In the past, hostile takeovers hardly happened. The highly concentrated ownership structure and rigid hostile takeover law chilled the takeover market in China. The possible reason for the rigid and mismatched takeover law might be the same as for China’s Asian neighbors (such as Korea)- pressure from international financial institutions. However, this rigidity did not mean that there were no takeovers at all. Friendly takeovers were quite frequent in the past. From 2010 to 2014, Chinese capital market has seen more than 18,000 mergers and acquisitions involving listed companies. In a capital market with more than 2000 listed companies, the total should be a sufficient evidence showing the vitality of the takeover market. Despite these facts, we still need to ask whether Chinese takeover law works well or not. According to the aforementioned purposes of takeover law, did the law maximize social wealth? Did the takeover law properly represent national interests?

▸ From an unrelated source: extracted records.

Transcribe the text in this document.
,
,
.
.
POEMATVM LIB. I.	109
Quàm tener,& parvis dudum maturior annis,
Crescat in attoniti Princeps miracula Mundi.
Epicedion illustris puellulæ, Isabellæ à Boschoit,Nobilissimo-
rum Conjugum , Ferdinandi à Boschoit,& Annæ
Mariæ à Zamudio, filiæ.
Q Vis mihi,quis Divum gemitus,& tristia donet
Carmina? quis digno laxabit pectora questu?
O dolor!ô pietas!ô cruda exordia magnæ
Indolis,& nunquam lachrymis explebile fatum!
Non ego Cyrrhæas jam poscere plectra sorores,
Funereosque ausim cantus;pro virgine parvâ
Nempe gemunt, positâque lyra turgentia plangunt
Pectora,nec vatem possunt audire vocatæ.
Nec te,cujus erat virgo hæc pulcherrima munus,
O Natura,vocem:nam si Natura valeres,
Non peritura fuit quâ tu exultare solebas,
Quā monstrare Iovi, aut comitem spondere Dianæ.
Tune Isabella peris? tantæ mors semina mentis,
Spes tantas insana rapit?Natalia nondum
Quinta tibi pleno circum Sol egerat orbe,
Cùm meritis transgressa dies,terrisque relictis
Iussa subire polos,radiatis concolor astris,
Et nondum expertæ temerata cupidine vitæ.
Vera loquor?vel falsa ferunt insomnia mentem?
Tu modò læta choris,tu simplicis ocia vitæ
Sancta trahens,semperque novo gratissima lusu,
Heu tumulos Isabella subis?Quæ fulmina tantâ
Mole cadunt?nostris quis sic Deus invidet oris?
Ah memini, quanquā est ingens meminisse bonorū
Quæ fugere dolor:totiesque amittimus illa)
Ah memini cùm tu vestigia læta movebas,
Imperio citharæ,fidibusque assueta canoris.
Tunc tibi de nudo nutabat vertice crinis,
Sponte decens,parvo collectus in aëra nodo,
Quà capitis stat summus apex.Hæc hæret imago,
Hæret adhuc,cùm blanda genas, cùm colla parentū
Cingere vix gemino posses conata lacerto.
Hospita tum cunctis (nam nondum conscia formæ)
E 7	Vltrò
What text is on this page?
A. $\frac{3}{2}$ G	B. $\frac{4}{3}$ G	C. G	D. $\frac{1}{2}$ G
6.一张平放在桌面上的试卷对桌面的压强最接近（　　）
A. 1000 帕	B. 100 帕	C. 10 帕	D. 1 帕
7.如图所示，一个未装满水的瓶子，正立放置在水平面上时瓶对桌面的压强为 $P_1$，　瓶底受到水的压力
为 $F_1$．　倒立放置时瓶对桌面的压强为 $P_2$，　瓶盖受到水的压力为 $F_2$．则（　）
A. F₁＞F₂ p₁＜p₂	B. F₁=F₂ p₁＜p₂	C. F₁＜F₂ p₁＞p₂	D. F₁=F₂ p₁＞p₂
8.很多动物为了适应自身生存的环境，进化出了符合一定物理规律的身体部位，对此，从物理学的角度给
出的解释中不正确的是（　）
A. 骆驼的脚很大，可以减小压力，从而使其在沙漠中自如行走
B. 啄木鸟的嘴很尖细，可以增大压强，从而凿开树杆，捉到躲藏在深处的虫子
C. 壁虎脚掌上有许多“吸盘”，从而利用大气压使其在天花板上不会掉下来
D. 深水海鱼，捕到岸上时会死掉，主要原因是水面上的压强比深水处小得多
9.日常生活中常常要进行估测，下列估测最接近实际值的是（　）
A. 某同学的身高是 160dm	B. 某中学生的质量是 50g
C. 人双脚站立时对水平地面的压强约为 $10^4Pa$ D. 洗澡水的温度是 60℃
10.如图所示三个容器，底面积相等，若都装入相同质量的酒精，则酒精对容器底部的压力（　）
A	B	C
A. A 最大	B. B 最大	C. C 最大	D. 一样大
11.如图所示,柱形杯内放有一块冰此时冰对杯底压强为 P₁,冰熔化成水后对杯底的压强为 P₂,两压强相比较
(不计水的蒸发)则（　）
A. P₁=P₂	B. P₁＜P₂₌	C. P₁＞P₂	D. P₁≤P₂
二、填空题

It seems that auctions in control transactions is the crucial and optimal method to maximize social wealth, even if there were different points of view. Chinese takeover law, as a transplanted legal institution, is not an exception to the auction promotion paradigm. There are institutions in the law providing for crucial delay, which is indispensable for promoting auctions. Meanwhile, past empirical research informs us that the existence of auction-related regulations is not necessarily associated with the occurrence of auctions. Although there were a lot of auctions happening, these occurrences do not mean that the law is maximizing social wealth. To be sure, regulations promoting auctions chill takeovers. Therefore, excessive delay also incurs social costs. This article focuses on the auction promotion issue in Chinese takeover law and analyzes the efficacy of it. As a Socialism country with strong state presence, China presumably has a law that sufficiently, if not excessively, protects its national interests. In the process of analyzing auction promotion, it becomes necessary to also consider administrative review, one of the many reasons for delay.

Part II of the article examines the traditional wisdom of takeover and regulations. It explores the logic behind takeover regulations and the rationales of auction promotion regulations. Further, part III analyzes the landscape of the Chinese takeover market and showcases an updated research on the ownership structure of listed firms. Meanwhile, China's auction promotion rule is discussed in this part in order to provide a clear picture and a starting point for further normative study. In Part V, the research justifies the necessity of deactivating the auction promotion rule from the value-maximizing perspective. Also, an alternative solution, namely the announcement institution, is introduced for compensating the positive functions of the auction promotion rule. Finally, the research believes that deactivating the auction promotion rule while still leaving it available for companies to opt in would be efficient for the companies with dispersed ownership structures, although such companies only constitute a minority across Chinese listed firms.